Following are the main areas in which SOHIP builds capacity of the district health staff:

    • Health Promotion  and Advocacy
    • Gender & Equity
    • Gender Mainstreaming
    • Community Mobilization
    • “Shape Up” Training of Dispensers Trainers program
    • Community Accountability training for staff from the district departments of health, community development, and social welfare
    • Leadership & Management
    • Systems Strengthening
    • IT Training
    • DoH Punjab’s DHIS Downstream & Trainers Training (assisted/sponsored by SOHIP in 15 Districts of Punjab).
    • Training on Demand: SOHIP also takes pride in providing technical support for training if demanded by any other program/department/ organization working towards health systems strengthening (e.g. orientation & induction training of Social Organizers of MNCH program).

6. Enhancing Learning and Networking

A brief list of some significant Learning and Networking activities is given hereunder with links to relevant documents and details:

2007
    • Health Promotion Indaba
    • Participation in International Union on Health Promotion
    • DHMTs Study Tour Jehlum
    • Health Promoters Network activities
2008
    • Nepal study tour: learning from best practices on Gender
    • District Health Management Forum
    • Participation in Canadian Conference on International Health
    • Health Promotion Indaba
    • Health Promoters Network activities
    • Dissemination of Findings of Gender Audit of DoH and DoPW
    • Health Promotion Case Studies
    • Gender Docudrama
    • Study visit to Shaukat Khanum Memorial Hospital and Research Center
    • ‘The Jhang Model’ – a case study

7. Research

To strengthen evidence-based planning and improve program implementation, SOHIP has done many studies. The information generated is being utilised to gain a deeper understanding of the underlying causes of problems and to set up benchmarks for performance and monitoring. These benefits are used both internally as well as are being extended to SOHIP counterparts in government health and population welfare departments at the SOHIP demonstration districts.

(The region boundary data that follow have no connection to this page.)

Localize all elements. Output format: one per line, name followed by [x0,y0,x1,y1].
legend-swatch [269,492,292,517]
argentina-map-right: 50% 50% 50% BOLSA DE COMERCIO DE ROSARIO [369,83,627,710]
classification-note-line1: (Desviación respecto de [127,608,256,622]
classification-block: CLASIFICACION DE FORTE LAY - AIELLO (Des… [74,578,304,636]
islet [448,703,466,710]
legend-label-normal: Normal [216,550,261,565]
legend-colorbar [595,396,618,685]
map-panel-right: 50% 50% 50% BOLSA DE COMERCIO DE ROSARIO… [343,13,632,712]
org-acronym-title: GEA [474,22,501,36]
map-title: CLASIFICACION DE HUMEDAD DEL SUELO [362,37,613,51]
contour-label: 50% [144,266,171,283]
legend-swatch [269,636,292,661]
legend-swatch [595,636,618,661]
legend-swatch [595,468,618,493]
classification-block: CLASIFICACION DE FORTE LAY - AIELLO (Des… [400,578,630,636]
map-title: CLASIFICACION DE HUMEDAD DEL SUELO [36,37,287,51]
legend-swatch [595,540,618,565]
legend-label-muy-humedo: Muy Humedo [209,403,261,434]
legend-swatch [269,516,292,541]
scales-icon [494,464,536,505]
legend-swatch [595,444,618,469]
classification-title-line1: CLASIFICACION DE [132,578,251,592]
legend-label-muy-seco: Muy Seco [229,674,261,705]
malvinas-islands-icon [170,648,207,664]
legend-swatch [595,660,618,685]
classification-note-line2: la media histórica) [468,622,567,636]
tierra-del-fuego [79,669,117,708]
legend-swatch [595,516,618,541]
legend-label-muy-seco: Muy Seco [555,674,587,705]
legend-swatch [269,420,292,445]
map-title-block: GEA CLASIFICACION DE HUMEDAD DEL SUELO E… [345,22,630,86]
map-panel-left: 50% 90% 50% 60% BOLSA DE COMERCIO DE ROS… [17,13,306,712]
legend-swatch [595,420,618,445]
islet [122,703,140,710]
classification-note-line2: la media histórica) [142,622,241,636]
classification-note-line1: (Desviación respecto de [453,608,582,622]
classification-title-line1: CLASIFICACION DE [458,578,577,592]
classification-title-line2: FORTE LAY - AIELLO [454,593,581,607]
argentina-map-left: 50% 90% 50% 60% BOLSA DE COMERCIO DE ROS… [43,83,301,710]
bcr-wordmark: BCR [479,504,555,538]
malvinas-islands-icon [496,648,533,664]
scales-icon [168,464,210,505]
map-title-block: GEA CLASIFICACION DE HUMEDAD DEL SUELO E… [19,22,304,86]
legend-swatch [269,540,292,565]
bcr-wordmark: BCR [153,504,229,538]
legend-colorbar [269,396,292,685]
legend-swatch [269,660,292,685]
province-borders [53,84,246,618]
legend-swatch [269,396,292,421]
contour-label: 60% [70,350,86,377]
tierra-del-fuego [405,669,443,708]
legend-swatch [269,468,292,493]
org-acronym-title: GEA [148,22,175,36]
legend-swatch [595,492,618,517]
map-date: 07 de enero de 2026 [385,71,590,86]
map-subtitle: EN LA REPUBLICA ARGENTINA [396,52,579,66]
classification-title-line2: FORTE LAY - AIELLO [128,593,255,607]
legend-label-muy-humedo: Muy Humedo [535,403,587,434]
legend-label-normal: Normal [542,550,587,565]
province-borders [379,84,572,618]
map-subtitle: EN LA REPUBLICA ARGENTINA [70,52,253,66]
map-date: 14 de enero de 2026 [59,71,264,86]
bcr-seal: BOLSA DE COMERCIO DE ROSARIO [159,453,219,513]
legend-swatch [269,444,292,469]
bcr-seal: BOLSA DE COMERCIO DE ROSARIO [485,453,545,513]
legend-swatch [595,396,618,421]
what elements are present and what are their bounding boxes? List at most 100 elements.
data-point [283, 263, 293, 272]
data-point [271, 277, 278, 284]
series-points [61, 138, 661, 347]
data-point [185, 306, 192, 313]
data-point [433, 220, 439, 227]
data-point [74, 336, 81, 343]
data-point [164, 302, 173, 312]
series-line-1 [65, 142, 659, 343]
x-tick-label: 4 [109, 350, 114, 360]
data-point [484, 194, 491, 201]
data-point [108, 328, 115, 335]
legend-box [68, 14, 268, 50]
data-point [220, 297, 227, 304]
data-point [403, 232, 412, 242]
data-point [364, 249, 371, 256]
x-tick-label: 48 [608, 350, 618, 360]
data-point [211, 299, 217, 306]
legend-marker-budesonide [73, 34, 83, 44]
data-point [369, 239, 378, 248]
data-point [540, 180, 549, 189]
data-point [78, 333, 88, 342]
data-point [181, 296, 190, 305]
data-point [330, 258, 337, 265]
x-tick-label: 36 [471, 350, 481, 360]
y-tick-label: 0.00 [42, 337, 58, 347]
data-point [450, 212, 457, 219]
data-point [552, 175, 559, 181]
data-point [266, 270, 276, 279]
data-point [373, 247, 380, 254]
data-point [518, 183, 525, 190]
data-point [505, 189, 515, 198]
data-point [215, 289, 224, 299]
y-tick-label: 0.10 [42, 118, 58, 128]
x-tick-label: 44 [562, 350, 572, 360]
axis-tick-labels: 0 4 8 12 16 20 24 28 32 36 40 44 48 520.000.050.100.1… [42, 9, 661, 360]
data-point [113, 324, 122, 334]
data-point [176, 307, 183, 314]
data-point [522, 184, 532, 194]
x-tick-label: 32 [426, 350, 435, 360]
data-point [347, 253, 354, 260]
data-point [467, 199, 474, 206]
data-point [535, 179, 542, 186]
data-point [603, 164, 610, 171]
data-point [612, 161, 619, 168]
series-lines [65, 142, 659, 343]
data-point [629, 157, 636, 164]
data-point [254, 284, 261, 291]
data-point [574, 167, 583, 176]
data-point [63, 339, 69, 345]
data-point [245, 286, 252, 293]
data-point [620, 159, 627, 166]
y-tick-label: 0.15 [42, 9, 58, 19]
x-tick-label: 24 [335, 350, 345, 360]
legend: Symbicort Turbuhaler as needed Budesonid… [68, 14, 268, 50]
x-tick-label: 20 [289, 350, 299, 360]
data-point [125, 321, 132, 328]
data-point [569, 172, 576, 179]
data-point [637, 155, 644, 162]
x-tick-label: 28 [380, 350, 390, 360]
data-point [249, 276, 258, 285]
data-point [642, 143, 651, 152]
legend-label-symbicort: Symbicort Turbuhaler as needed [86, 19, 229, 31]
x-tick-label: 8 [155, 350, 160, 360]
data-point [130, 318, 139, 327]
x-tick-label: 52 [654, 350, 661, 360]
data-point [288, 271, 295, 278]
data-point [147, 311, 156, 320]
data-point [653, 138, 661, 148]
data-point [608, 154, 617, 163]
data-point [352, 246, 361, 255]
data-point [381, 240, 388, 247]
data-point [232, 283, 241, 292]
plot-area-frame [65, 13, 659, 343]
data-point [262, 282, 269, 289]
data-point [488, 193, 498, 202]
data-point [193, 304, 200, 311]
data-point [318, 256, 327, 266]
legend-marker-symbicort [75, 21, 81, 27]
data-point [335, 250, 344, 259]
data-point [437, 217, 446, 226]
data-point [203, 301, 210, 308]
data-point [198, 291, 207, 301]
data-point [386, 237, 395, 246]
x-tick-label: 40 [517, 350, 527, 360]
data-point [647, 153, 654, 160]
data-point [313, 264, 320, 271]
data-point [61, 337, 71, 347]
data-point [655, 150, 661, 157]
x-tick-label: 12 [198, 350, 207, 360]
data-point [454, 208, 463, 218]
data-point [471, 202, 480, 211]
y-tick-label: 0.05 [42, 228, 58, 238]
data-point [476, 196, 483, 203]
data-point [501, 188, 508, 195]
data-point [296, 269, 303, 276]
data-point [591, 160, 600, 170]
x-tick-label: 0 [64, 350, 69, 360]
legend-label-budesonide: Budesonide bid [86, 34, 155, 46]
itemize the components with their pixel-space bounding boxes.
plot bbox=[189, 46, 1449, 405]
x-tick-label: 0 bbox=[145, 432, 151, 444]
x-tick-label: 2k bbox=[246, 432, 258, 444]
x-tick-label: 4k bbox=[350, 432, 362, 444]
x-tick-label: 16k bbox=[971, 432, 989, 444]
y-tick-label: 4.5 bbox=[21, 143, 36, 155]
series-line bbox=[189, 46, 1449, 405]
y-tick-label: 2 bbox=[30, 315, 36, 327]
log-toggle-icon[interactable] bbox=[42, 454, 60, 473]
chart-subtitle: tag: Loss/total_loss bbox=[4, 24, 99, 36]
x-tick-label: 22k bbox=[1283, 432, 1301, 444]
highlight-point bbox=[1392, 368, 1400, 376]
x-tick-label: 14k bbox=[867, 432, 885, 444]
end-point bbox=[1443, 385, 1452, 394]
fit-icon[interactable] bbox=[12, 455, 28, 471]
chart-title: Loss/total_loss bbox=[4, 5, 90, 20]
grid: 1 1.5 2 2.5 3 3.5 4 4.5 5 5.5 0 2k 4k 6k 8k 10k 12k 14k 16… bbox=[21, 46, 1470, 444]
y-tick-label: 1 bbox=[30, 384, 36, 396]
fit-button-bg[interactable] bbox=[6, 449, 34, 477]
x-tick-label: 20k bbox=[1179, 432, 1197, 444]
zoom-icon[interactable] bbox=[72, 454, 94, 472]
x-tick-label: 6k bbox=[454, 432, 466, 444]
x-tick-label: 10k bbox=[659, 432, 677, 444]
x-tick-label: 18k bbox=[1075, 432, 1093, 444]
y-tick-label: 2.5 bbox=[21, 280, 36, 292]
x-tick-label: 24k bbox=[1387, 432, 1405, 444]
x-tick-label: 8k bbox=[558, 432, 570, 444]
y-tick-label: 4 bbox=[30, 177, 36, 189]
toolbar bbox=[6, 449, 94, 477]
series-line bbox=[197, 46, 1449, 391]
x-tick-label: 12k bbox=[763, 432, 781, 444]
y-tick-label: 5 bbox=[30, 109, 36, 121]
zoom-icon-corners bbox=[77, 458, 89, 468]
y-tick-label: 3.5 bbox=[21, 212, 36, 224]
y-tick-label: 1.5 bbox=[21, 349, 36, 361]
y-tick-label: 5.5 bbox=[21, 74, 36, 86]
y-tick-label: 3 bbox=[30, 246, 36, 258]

Some notable formal and informal researches are:

    • SOHIP Baseline Study
    • District readiness on Public-Private Partnership on Health Promotion
    • Dispenser’s situation Analysis in Punjab
    • Gender Audit of DoH and DoPW
    • Management needs analysis of Nursing System in Punjab

Building capacity for undertaking and using action research is another key area that SOHIP is working on. Presently training of a group of both government and non-government personnel identified from both Mianwali and Pakpattan is in the pipeline and will be completed by March 2009. We hope that such capacity will help implementers and managers of district health services to ask the right questions and gather information to gain a better understanding for improving their systems and services and also to make more informed decisions.

8. Supporting and facilitating Community Mobilization

  • Community Mobilization and Accountability process initiated in pilot sites in both districts. Comprehensive training manual prepared and training of both government and non-government actors completed. Next steps will be to initiate public private partnerships on Health Promotion. Lessons to be learnt and applied district-wide.
  • Launching of the SOHIP Community Mobilization Training Manual, and holding training based on the manual for social mobilizers from the Maternal, Neonatal and Child Health (MNCH) Program in Pakpattan district has been accomplished in mid 2008.